Como decorre, por exemplo, do Acórdão de Uniformização de Jurisprudência n.º 7/2022, de 18 de Outubro – DR n.º 201/2022, Série I, de 2022.10.18 – a delimitação da dupla conformidade de decisões reclama o confronto com a autonomia e cindibilidade do objecto do processo, mesmo no caso de objecto único, e na viabilidade da apreciação de segmentos da decisão entre si independentes, autonomia que é aferida um função da respectiva fundamentação.

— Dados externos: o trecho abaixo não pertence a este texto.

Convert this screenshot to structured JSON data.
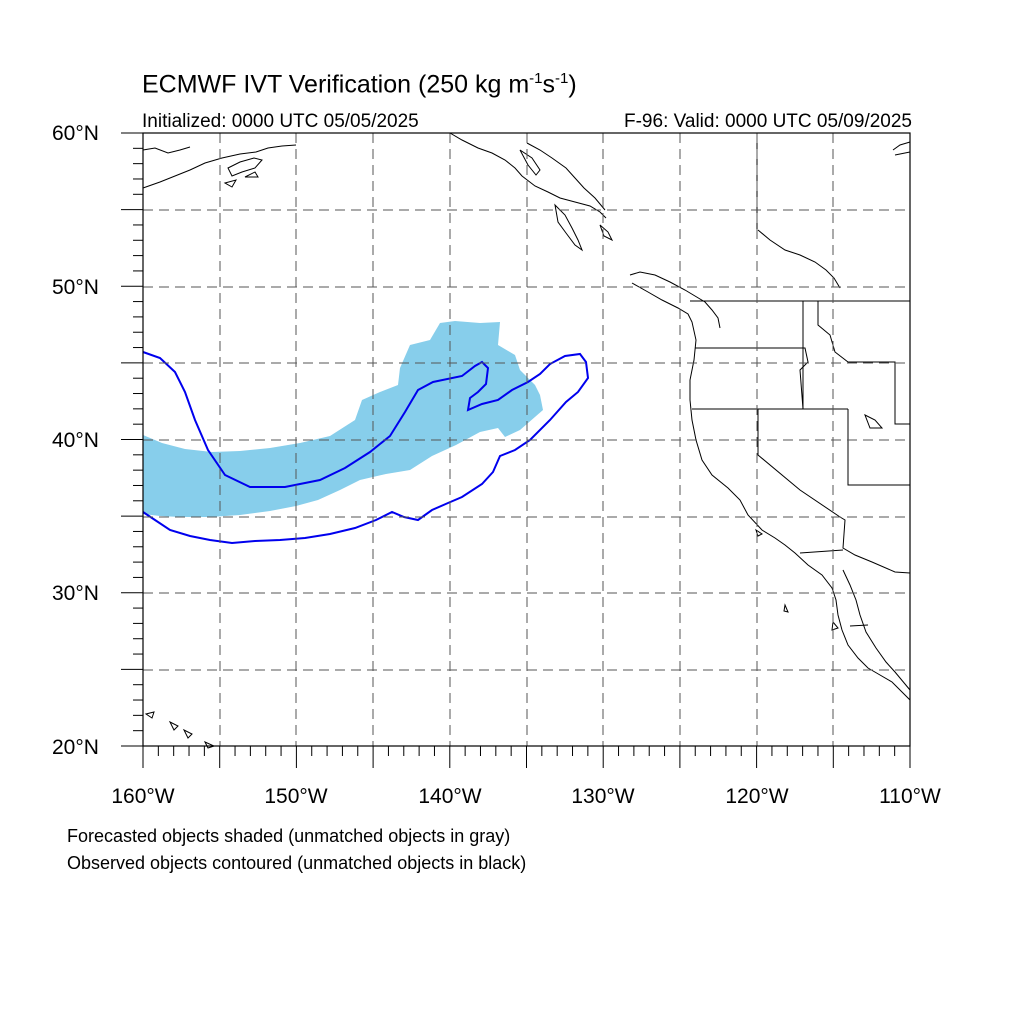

Ora os fundamentos da revista representados pela resolução do contrato promessa bivinculante de compra e venda e pela resolução do contrato de arrendamento são – materialmente – autónomos entre si e juridicamente cindíveis, dado que cada um deles é, de per se, suficiente para justificar a procedência do recurso, pelo que a confirmação, pela Relação, sem voto de vencido e sem uma fundamentação essencialmente, da decisão da 1.ª instância de não verificação de qualquer desses fundamentos, dá lugar, quanto aos fundamentos sucessivamente apreciados de modo uniforme, a uma decisão conforme que obstacula à admissibilidade da revista comum ou normal. Do que decorre, quanto à questão da qualificação da apontada cláusula contratual, a inadmissibilidade da revista por força da duae conformes sententiae."